Penulis dan pesohor boga Sisca Soewitomo, 68, bicara tentang dunia kuliner yang makin seksi dan bergengsi.
Saya senang melihat profesi koki saat ini tidak lagi dipandang sebagai sekadar tukang masak yang tempatnya ‘di belakang’.
Memasak juga tidak lagi dianggap sebagai pekerjaan ibu-ibu yang tidak punya kerjaan lain selain mengurus keluarga. Sekarang semua kalangan mau memasak, sebagai hobi atau profesi terhormat. Anak-anak—perempuan dan laki-laki—pun tidak ragu lagi bercita-cita jadi chef atau membuka bisnis makanan.
Semua harus dimulai dan dijalankan dengan cinta. Itu prinsip saya. Saat terjun pertama kali ke dunia boga, saya tak punya latar belakang pendidikan formal sekolah memasak. Saya lulusan Sekolah Tinggi Pariwisata Trisakti jurusan Perhotelan. Saya hanya mengandalkan hobi memasak yang diturunkan dari ibu saya, serta pengetahuan yang mendalam tentang berbagai bahan makanan dan bumbu.
Ini adalah pengetahuan yang wajib diketahui oleh seorang presenter acara kuliner. Dengan demikian, bukan saja dia bisa menjelaskan dengan baik, tapi dia juga bisa menjawab setiap pertanyaan dari audiens. Ini akan menimbulkan rasa percaya terhadap sang presenter.
Bahwa saya sekarang dikenal sebagai pakar kuliner atau presenter acara masak, dulu hal itu sama sekali tak terbayangkan. Setelah menikah dan punya anak, saya hanya berusaha mencari tambahan penghasilan.

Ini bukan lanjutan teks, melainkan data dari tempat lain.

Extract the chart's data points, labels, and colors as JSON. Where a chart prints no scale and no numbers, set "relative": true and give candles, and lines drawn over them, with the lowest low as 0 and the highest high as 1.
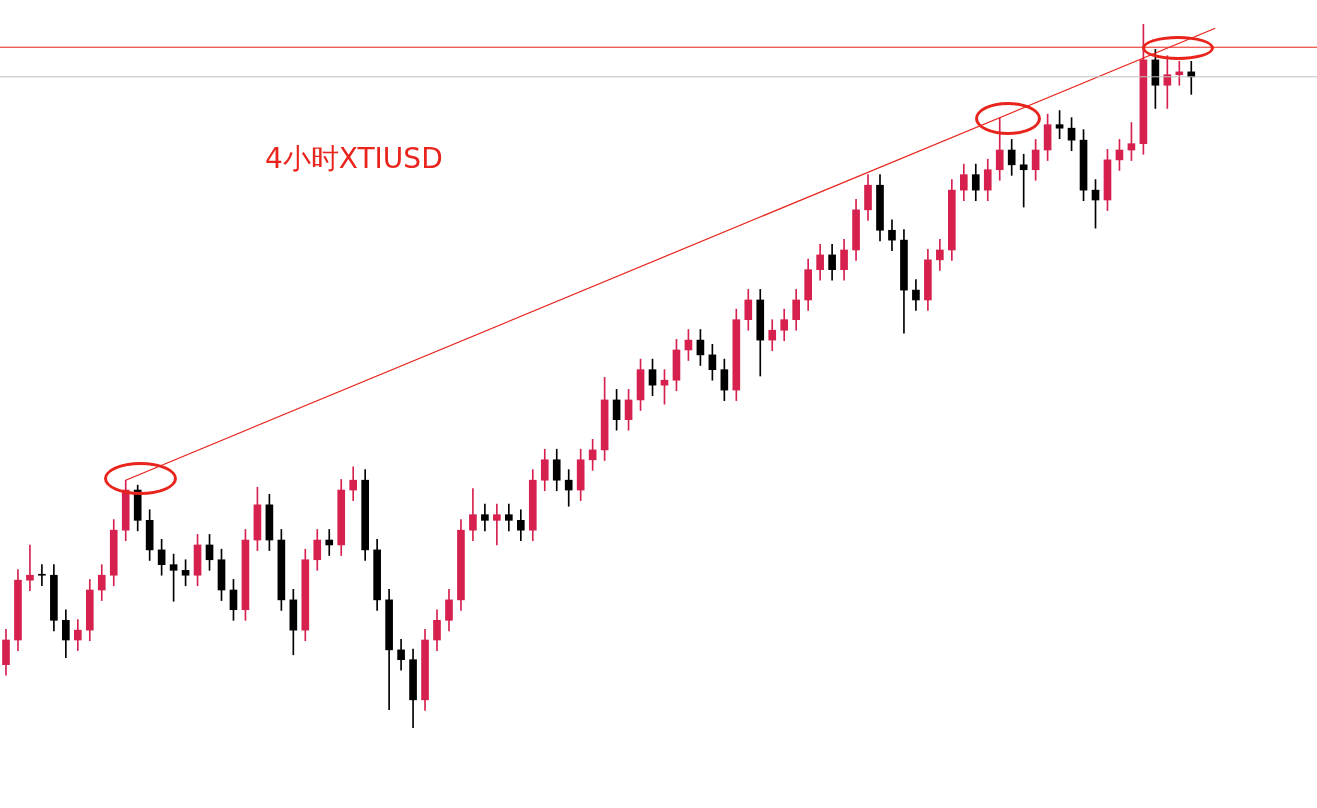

Selain menjadi dosen di almamater saya, saya pernah menjadi waitress, sampai akhirnya memimpin banquet di Executive Club Hotel Hilton International (kini Hotel Sultan—red) di Jakarta. Selanjutnya, saya dapat beasiswa mengikuti kursus memasak hidangan Cina di Taiwan serta kursus baking di Amerika Serikat. Saya bersyukur sejak kecil dilatih berbahasa Inggris di rumah oleh ayah saya.
Saya juga pernah menjadi Manajer Divisi Proyek Khusus di Femina Group. Barulah setelah itu saya mendapat tawaran untuk menjadi pembawa acara masak di televisi (Indosiar), berjudul Aroma. Meski bukan yang pertama, saya disebut sebagai salah satu pelopor (presenter) acara masak di televisi, bersama Rudy Choirudin dan beberapa yang lain.
Tak disangka, Aroma mampu bertahan sampai 11 tahun (1997-2008). Tak heran bila saya punya banyak penggemar sejak mereka masih anak kecil sampai sekarang sudah dewasa.
Saya juga berbagi ilmu memasak dengan menulis buku-buku resep. Saking banyaknya, saya sampai lupa jumlahnya, mungkin sekitar 150 buku. Bahkan ada buku saya yang sudah 23 kali dicetak ulang, juga ada yang dialihbahasakan ke Bahasa Inggris.
Yang selalu saya pegang teguh: Saya harus memastikan semua resep yang saya berikan mudah ditiru dan pasti jadi. Bukan hanya kelihatan hebat dan lezat di atas kertas.
Saya sama sekali tidak khawatir apalagi terancam dengan kehadiran para celebrity chef baru. Saya malah senang, karena itu berarti proses regenerasi berjalan. Setiap orang punya rezeki sendiri-sendiri. Saya bersyukur, di usia ini saya masih dipercaya membawakan acara masak di TV (O Channel).
Bila harus melakukan demo masak atau syuting acara memasak di televisi, sesibuk-sibuknya saya, saya tetap harus menulis skripnya sendiri, karena sayalah yang nanti harus mengeksekusinya di depan audiens atau kamera. Saya harus memastikan semua yang saya butuhkan tersedia, mudah dijangkau, mudah dilakukan.
Pada dasarnya saya lebih suka disebut guru daripada pakar kuliner atau celebrity chef. Saya senang membagi pengetahuan saya kepada sebanyak-banyaknya orang. Ilmu tidak boleh dirahasiakan atau disimpan sendiri. Namun, obsesi dan misi utama saya adalah memperkenalkan hidangan Nusantara seluas-luasnya ke dunia internasional. Saya suka iri melihat hidangan India, Thailand, bahkan Vietnam, yang lebih dikenal secara internasional.